The history boy
There is clearly something in the air.
Earlier this month, it was announced that the archive of the late Poet Laureate Ted Hughes had been acquired by the British Library.
Full of poignant insights into his thought processes and his emotions about his second wife, Sylvia Plath, it is a treasure trove for scholars and those even vaguely interested in writing.
And just a few days ago, the Nobel Laureate, Doris Lessing, made a gift of some 100 letters to the University of East Anglia.
One of them revealed why she turned down the offer to be made a Dame, because of Britain's "non-existent Empire".
Today it has been announced that Alan Bennett is presenting his papers as a gift to the Bodleian Library at the University of Oxford.
Bennett doesn't have a computer, and re-writes quite a lot; much of the archive is handwritten, which according to him "seems to delight the archivists, but it's always dismayed me and there's so much I'm quite glad to see the back of it".
And characteristically, he is treating the gift as an obligation repaid.

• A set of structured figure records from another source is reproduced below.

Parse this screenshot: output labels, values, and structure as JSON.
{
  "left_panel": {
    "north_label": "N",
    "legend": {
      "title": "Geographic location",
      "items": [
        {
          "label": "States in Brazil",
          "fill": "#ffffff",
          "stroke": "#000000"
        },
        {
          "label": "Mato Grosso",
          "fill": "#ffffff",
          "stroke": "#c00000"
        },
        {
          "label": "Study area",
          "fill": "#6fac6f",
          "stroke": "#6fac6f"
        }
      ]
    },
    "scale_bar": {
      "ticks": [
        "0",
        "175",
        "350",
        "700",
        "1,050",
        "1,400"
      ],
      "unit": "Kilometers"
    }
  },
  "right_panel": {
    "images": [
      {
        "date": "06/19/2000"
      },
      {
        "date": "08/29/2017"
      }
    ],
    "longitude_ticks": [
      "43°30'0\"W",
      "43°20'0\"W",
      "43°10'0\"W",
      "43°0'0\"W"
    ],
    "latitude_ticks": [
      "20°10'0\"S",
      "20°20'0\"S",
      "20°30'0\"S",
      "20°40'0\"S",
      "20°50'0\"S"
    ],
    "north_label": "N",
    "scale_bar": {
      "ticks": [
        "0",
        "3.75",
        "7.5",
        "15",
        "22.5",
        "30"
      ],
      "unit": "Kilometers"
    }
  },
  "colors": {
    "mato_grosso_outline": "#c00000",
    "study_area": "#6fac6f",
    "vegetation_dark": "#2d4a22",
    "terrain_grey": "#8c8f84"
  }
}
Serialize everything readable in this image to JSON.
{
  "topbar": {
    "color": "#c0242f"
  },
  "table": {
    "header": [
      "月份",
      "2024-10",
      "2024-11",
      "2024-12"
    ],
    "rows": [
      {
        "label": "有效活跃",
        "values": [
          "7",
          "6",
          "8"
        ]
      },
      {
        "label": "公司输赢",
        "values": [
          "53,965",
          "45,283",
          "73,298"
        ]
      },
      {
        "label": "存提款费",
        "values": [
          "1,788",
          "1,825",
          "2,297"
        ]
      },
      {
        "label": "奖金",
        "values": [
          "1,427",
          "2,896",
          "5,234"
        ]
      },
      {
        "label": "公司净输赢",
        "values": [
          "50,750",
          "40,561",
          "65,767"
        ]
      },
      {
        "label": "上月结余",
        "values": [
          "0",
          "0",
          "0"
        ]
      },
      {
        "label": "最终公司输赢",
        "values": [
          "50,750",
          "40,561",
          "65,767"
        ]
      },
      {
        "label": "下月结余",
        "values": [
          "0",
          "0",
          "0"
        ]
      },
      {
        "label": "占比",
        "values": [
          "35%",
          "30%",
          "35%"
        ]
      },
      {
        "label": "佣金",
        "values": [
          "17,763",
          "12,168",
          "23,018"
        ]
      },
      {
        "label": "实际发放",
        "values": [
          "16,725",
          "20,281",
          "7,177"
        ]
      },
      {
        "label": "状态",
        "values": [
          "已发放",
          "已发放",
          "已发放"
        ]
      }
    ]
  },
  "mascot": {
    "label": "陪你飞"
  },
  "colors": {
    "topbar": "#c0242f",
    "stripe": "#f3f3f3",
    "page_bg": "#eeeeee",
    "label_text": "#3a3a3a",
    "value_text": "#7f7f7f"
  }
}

He says: "I say with some pride that I had a state education: school, university.
"None of it cost me or my parents a penny. It's a situation which young people in education today can only dream of and this is wrong".
Now, these three writers are unique and their work is of enormous interest.
But the rest of us - well, we're not blessed with major or even minor literary genius, but I'll bet there is a treasure trove of letters out there. Jottings, attempts at literature, and so on.